El Sol se levantaba sobre el alba de una fresca mañana. Un
hermoso azul cielo se extendía por el horizonte. En la selva, las aves
desprendían el vuelo, abandonaban a sus crías en sus nidos hechos de pequeñas
ramas a buscar roedores para darles de comer. Los nativos se encontraban unos
dormidos y otros alzando el desastre de la noche anterior. La cabeza de la
hermana de Huitzilopochtli yacía bajo las escaleras del Templo Mayor.
-¿Qué? ¿Dónde estoy? –Dijo el capitán Skyfall mientras la capsula de escape caía a toda velocidad por la atmosfera terrestre.
-¿Nerovica? ¿Qué estás haciendo aquí? – Ella se encontraba en el asiento de atrás, inconsciente.
¿Pero qué demonios? – Tomó el mando de la capsula de escape y activó el freno de emergencia. Se desprendieron los paracaídas traseros y la nave empezó a disminuir su velocidad.
15 segundos para el impacto – dijo la nave
El capitán volteo y abrochó a Nerovica a los ganchos de seguridad.
5 segundos para el impacto.
La capsula estrelló contra la Tierra fresca y los animales salieron huyendo del lugar.
Ellos habían llegado.
Inconscientes.
Skyfall empezaba abrir los ojos. La cabina destruida, los espejos rotos, humo por todas partes.
*cof, cof*
Huitzilopochtli corría sin parar por la maleza verde de la playa. Hasta que encontró la humeante capsula de escape. Varios nativos llegaron después, de todas partes a rodearla.
Los ritos, las ceremonias y los eclipses lunares dieron sus frutos. Habían llegado los dioses caídos a la Tierra, en una bola de fuego con alas de ave.

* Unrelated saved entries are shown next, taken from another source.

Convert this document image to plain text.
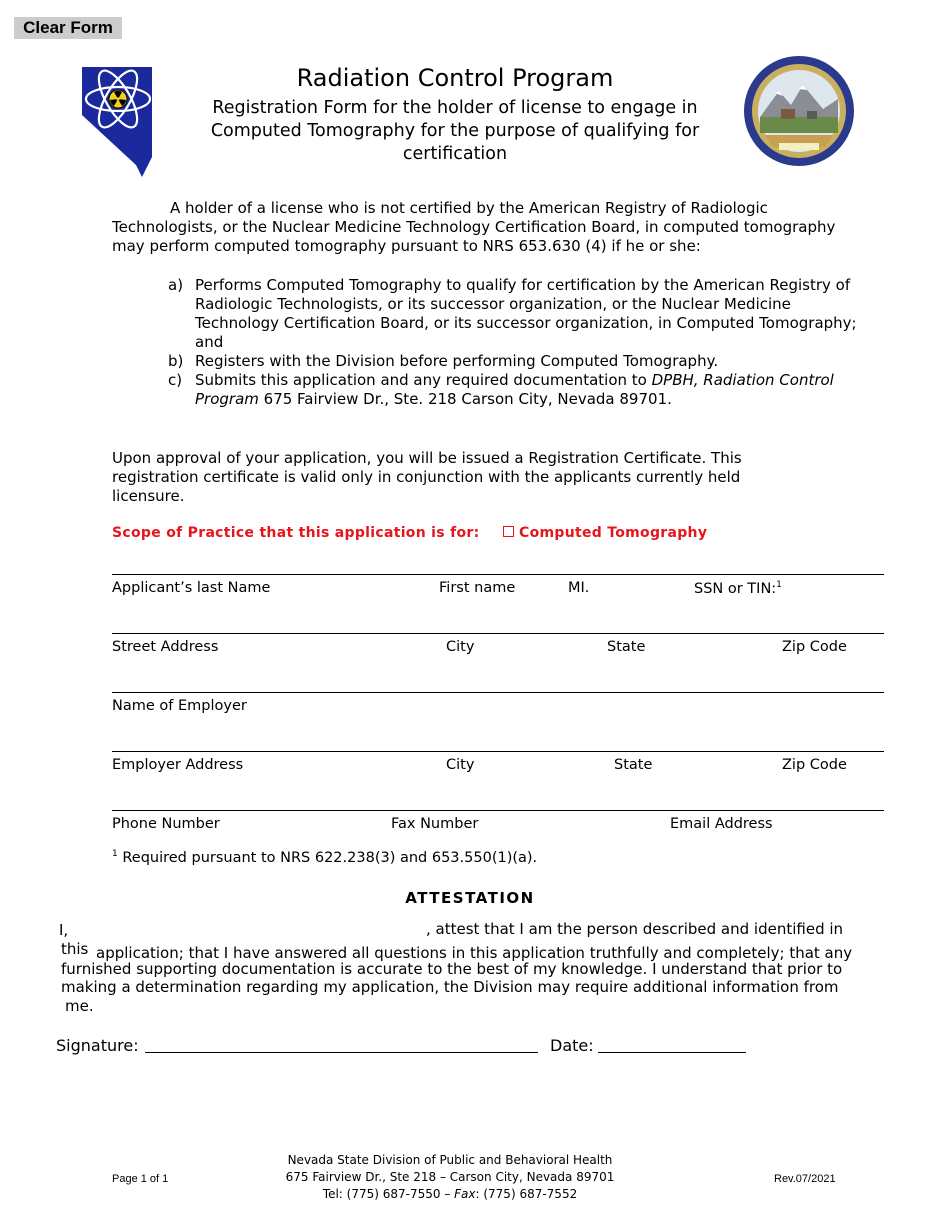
Clear Form
Radiation Control Program
Registration Form for the holder of license to engage in Computed Tomography for the purpose of qualifying for certification
A holder of a license who is not certified by the American Registry of Radiologic Technologists, or the Nuclear Medicine Technology Certification Board, in computed tomography may perform computed tomography pursuant to NRS 653.630 (4) if he or she:
a) Performs Computed Tomography to qualify for certification by the American Registry of Radiologic Technologists, or its successor organization, or the Nuclear Medicine Technology Certification Board, or its successor organization, in Computed Tomography; and
b) Registers with the Division before performing Computed Tomography.
c) Submits this application and any required documentation to DPBH, Radiation Control Program 675 Fairview Dr., Ste. 218 Carson City, Nevada 89701.
Upon approval of your application, you will be issued a Registration Certificate. This registration certificate is valid only in conjunction with the applicants currently held licensure.
Scope of Practice that this application is for:	Computed Tomography
Applicant’s last Name	First name	MI.	SSN or TIN:$^1$
Street Address	City	State	Zip Code
Name of Employer
Employer Address	City	State	Zip Code
Phone Number	Fax Number	Email Address
$^1$ Required pursuant to NRS 622.238(3) and 653.550(1)(a).
ATTESTATION
I,	, attest that I am the person described and identified in
this application; that I have answered all questions in this application truthfully and completely; that any
furnished supporting documentation is accurate to the best of my knowledge. I understand that prior to
making a determination regarding my application, the Division may require additional information from
me.
Signature:	Date:
Page 1 of 1
Nevada State Division of Public and Behavioral Health
675 Fairview Dr., Ste 218 – Carson City, Nevada 89701
Tel: (775) 687-7550 – Fax: (775) 687-7552
Rev.07/2021
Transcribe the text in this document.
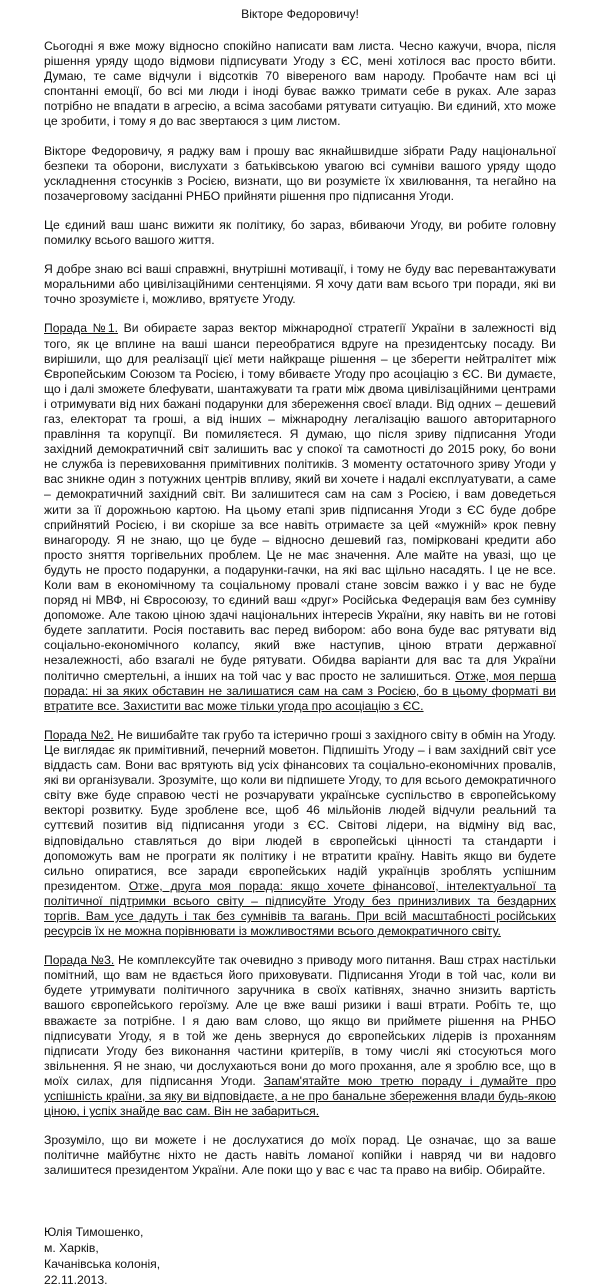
Вікторе Федоровичу!

Сьогодні я вже можу відносно спокійно написати вам листа. Чесно кажучи, вчора, після рішення уряду щодо відмови підписувати Угоду з ЄС, мені хотілося вас просто вбити. Думаю, те саме відчули і відсотків 70 вівереного вам народу. Пробачте нам всі ці спонтанні емоції, бо всі ми люди і іноді буває важко тримати себе в руках. Але зараз потрібно не впадати в агресію, а всіма засобами рятувати ситуацію. Ви єдиний, хто може це зробити, і тому я до вас звертаюся з цим листом.

Вікторе Федоровичу, я раджу вам і прошу вас якнайшвидше зібрати Раду національної безпеки та оборони, вислухати з батьківською увагою всі сумніви вашого уряду щодо ускладнення стосунків з Росією, визнати, що ви розумієте їх хвилювання, та негайно на позачерговому засіданні РНБО прийняти рішення про підписання Угоди.

Це єдиний ваш шанс вижити як політику, бо зараз, вбиваючи Угоду, ви робите головну помилку всього вашого життя.

Я добре знаю всі ваші справжні, внутрішні мотивації, і тому не буду вас перевантажувати моральними або цивілізаційними сентенціями. Я хочу дати вам всього три поради, які ви точно зрозумієте і, можливо, врятуєте Угоду.

Порада №1. Ви обираєте зараз вектор міжнародної стратегії України в залежності від того, як це вплине на ваші шанси переобратися вдруге на президентську посаду. Ви вирішили, що для реалізації цієї мети найкраще рішення – це зберегти нейтралітет між Європейським Союзом та Росією, і тому вбиваєте Угоду про асоціацію з ЄС. Ви думаєте, що і далі зможете блефувати, шантажувати та грати між двома цивілізаційними центрами і отримувати від них бажані подарунки для збереження своєї влади. Від одних – дешевий газ, електорат та гроші, а від інших – міжнародну легалізацію вашого авторитарного правління та корупції. Ви помиляєтеся. Я думаю, що після зриву підписання Угоди західний демократичний світ залишить вас у спокої та самотності до 2015 року, бо вони не служба із перевиховання примітивних політиків. З моменту остаточного зриву Угоди у вас зникне один з потужних центрів впливу, який ви хочете і надалі експлуатувати, а саме – демократичний західний світ. Ви залишитеся сам на сам з Росією, і вам доведеться жити за її дорожньою картою. На цьому етапі зрив підписання Угоди з ЄС буде добре сприйнятий Росією, і ви скоріше за все навіть отримаєте за цей «мужній» крок певну винагороду. Я не знаю, що це буде – відносно дешевий газ, помірковані кредити або просто зняття торгівельних проблем. Це не має значення. Але майте на увазі, що це будуть не просто подарунки, а подарунки-гачки, на які вас щільно насадять. І це не все. Коли вам в економічному та соціальному провалі стане зовсім важко і у вас не буде поряд ні МВФ, ні Євросоюзу, то єдиний ваш «друг» Російська Федерація вам без сумніву допоможе. Але такою ціною здачі національних інтересів України, яку навіть ви не готові будете заплатити. Росія поставить вас перед вибором: або вона буде вас рятувати від соціально-економічного колапсу, який вже наступив, ціною втрати державної незалежності, або взагалі не буде рятувати. Обидва варіанти для вас та для України політично смертельні, а інших на той час у вас просто не залишиться. Отже, моя перша порада: ні за яких обставин не залишатися сам на сам з Росією, бо в цьому форматі ви втратите все. Захистити вас може тільки угода про асоціацію з ЄС.

Порада №2. Не вишибайте так грубо та істерично гроші з західного світу в обмін на Угоду. Це виглядає як примітивний, печерний моветон. Підпишіть Угоду – і вам західний світ усе віддасть сам. Вони вас врятують від усіх фінансових та соціально-економічних провалів, які ви організували. Зрозуміте, що коли ви підпишете Угоду, то для всього демократичного світу вже буде справою честі не розчарувати українське суспільство в європейському векторі розвитку. Буде зроблене все, щоб 46 мільйонів людей відчули реальний та суттєвий позитив від підписання угоди з ЄС. Світові лідери, на відміну від вас, відповідально ставляться до віри людей в європейські цінності та стандарти і допоможуть вам не програти як політику і не втратити країну. Навіть якщо ви будете сильно опиратися, все заради європейських надій українців зроблять успішним президентом. Отже, друга моя порада: якщо хочете фінансової, інтелектуальної та політичної підтримки всього світу – підписуйте Угоду без принизливих та бездарних торгів. Вам усе дадуть і так без сумнівів та вагань. При всій масштабності російських ресурсів їх не можна порівнювати із можливостями всього демократичного світу.

Порада №3. Не комплексуйте так очевидно з приводу мого питання. Ваш страх настільки помітний, що вам не вдається його приховувати. Підписання Угоди в той час, коли ви будете утримувати політичного заручника в своїх катівнях, значно знизить вартість вашого європейського героїзму. Але це вже ваші ризики і ваші втрати. Робіть те, що вважаєте за потрібне. І я даю вам слово, що якщо ви приймете рішення на РНБО підписувати Угоду, я в той же день звернуся до європейських лідерів із проханням підписати Угоду без виконання частини критеріїв, в тому числі які стосуються мого звільнення. Я не знаю, чи дослухаються вони до мого прохання, але я зроблю все, що в моїх силах, для підписання Угоди. Запам'ятайте мою третю пораду і думайте про успішність країни, за яку ви відповідаєте, а не про банальне збереження влади будь-якою ціною, і успіх знайде вас сам. Він не забариться.

Зрозуміло, що ви можете і не дослухатися до моїх порад. Це означає, що за ваше політичне майбутнє ніхто не дасть навіть ломаної копійки і навряд чи ви надовго залишитеся президентом України. Але поки що у вас є час та право на вибір. Обирайте.

Юлія Тимошенко,
м. Харків,
Качанівська колонія,
22.11.2013.
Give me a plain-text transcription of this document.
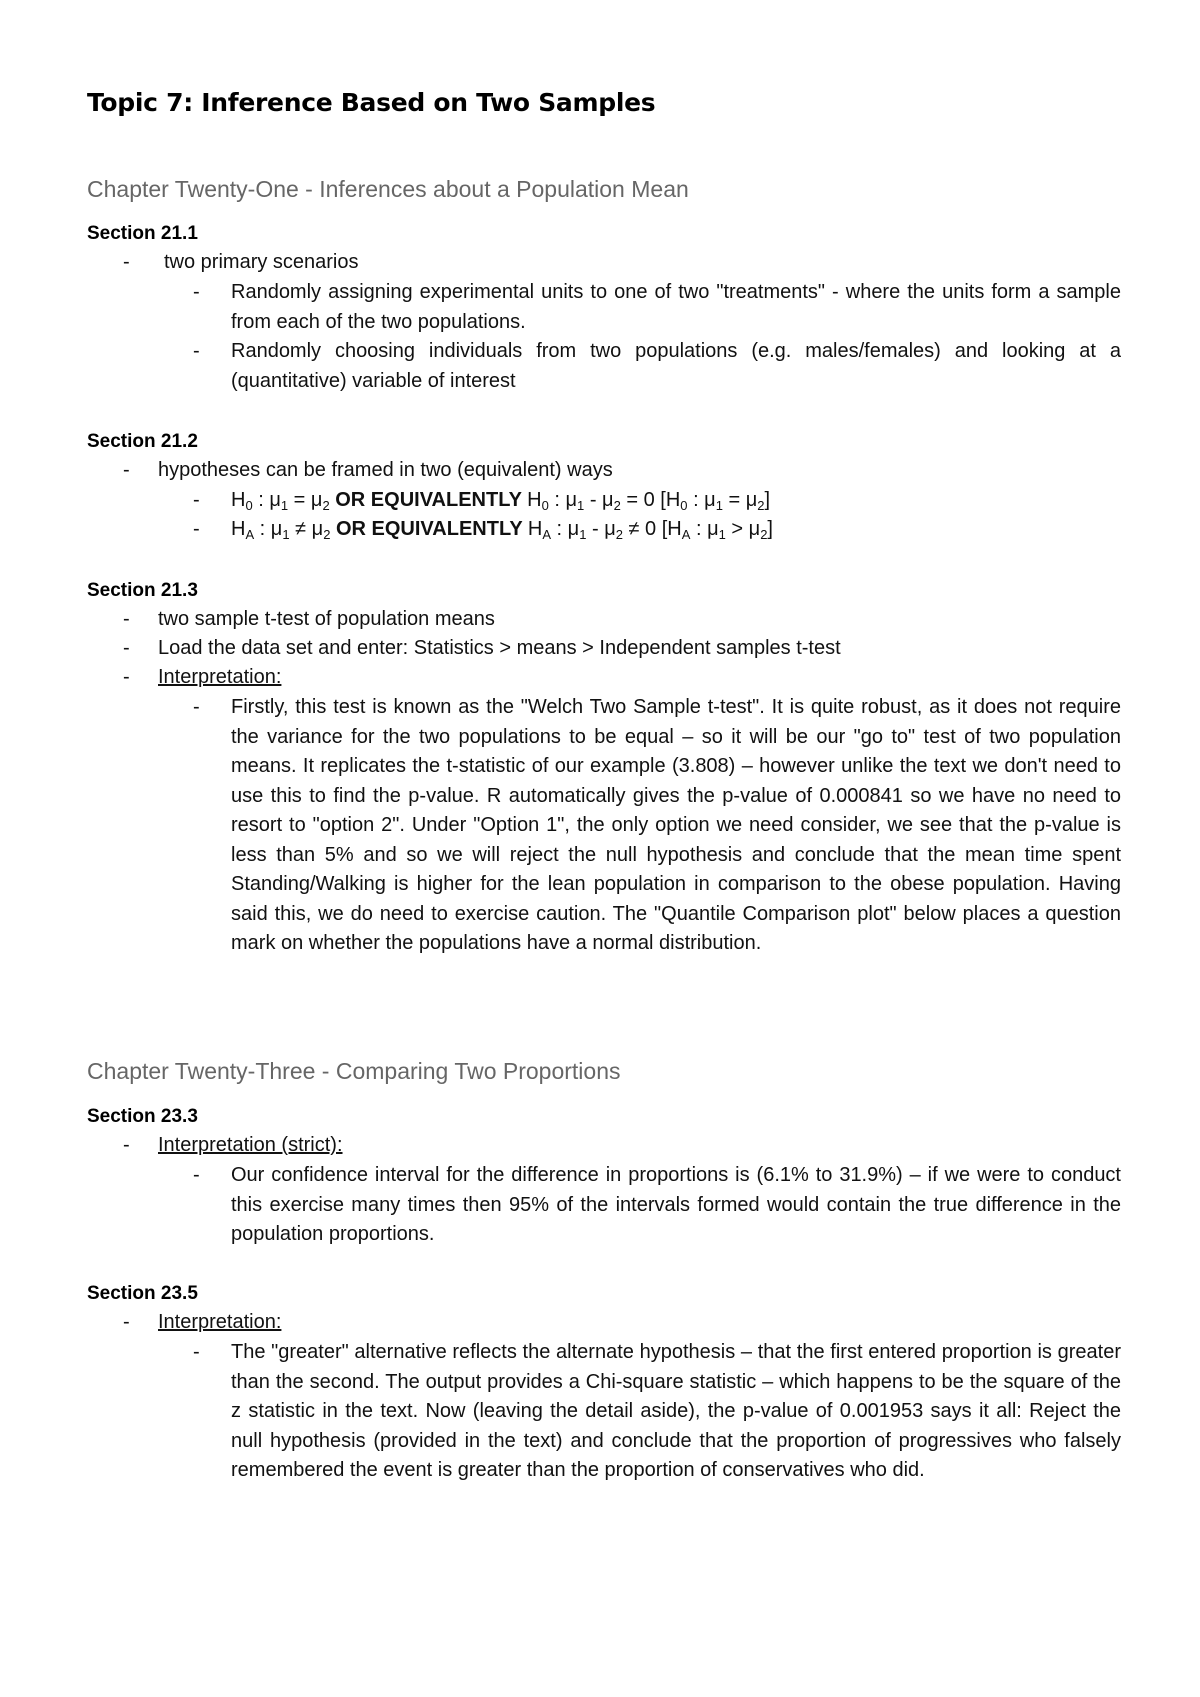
Topic 7: Inference Based on Two Samples
Chapter Twenty-One - Inferences about a Population Mean
Section 21.1
- two primary scenarios

- Randomly assigning experimental units to one of two "treatments" - where the units form a sample from each of the two populations.

- Randomly choosing individuals from two populations (e.g. males/females) and looking at a (quantitative) variable of interest

Section 21.2
- hypotheses can be framed in two (equivalent) ways

- $H_0$ : $\mu_1 = \mu_2$ OR EQUIVALENTLY $H_0$ : $\mu_1 - \mu_2 = 0$ [$H_0$ : $\mu_1 = \mu_2$]

- $H_A$ : $\mu_1 \ne \mu_2$ OR EQUIVALENTLY $H_A$ : $\mu_1 - \mu_2 \ne 0$ [$H_A$ : $\mu_1 > \mu_2$]

Section 21.3
- two sample t-test of population means

- Load the data set and enter: Statistics > means > Independent samples t-test

- Interpretation:

- Firstly, this test is known as the "Welch Two Sample t-test". It is quite robust, as it does not require the variance for the two populations to be equal – so it will be our "go to" test of two population means. It replicates the t-statistic of our example (3.808) – however unlike the text we don't need to use this to find the p-value. R automatically gives the p-value of 0.000841 so we have no need to resort to "option 2". Under "Option 1", the only option we need consider, we see that the p-value is less than 5% and so we will reject the null hypothesis and conclude that the mean time spent Standing/Walking is higher for the lean population in comparison to the obese population. Having said this, we do need to exercise caution. The "Quantile Comparison plot" below places a question mark on whether the populations have a normal distribution.

Chapter Twenty-Three - Comparing Two Proportions
Section 23.3
- Interpretation (strict):

- Our confidence interval for the difference in proportions is (6.1% to 31.9%) – if we were to conduct this exercise many times then 95% of the intervals formed would contain the true difference in the population proportions.

Section 23.5
- Interpretation:

- The "greater" alternative reflects the alternate hypothesis – that the first entered proportion is greater than the second. The output provides a Chi-square statistic – which happens to be the square of the z statistic in the text. Now (leaving the detail aside), the p-value of 0.001953 says it all: Reject the null hypothesis (provided in the text) and conclude that the proportion of progressives who falsely remembered the event is greater than the proportion of conservatives who did.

Bajaron de la capsula Nerovica y el capitán, mientras observaban a su alrededor lo que estaba pasando. Habían viajado en el tiempo a otra era. Las personas vestían de taparrabos y usaban lanzas, arcos y flechas.
Huitzilopochtli se inclinó a venerar a los dioses y todos hicieron lo mismo.
-¿Qué está pasando? – Murmuró Nerovica - ¿Qué es todo esto?
-Al parecer somos sus Dioses, nos están alabando – murmuró el capitán. – Hay que seguirles el paso.
Huitzilopochtli se levantó y caminó hacia ellos y dijo:
-Ximopanotli timochtin, teteo iluikatl – Dijo a los viajeros del espacio mientras las ondas de voz viajaban a través del aire hasta los codificadores de voz de los trajes espaciales.
- Bienvenidos, Dioses del cielo – Se tradujo en español del año 2114.
-Venimos en paz – Dijo el capitán mientras Nerovica caminaba por el terreno.
-De seguro están cansados por el viaje, vengan con nosotros – Ofreció Huitzilopochtli
El Capitán y Nerovica confundidos por la intensidad de los acontecimientos, se encontraban discutiendo lo que les había sucedido después del contacto Ohm. Toda la información que les dijo Odiseo utilizando sus mentes, estaba ahí, en sus inconscientes dando vueltas a lo poco que se les había grabado. La tecnología, la vida y la muerte.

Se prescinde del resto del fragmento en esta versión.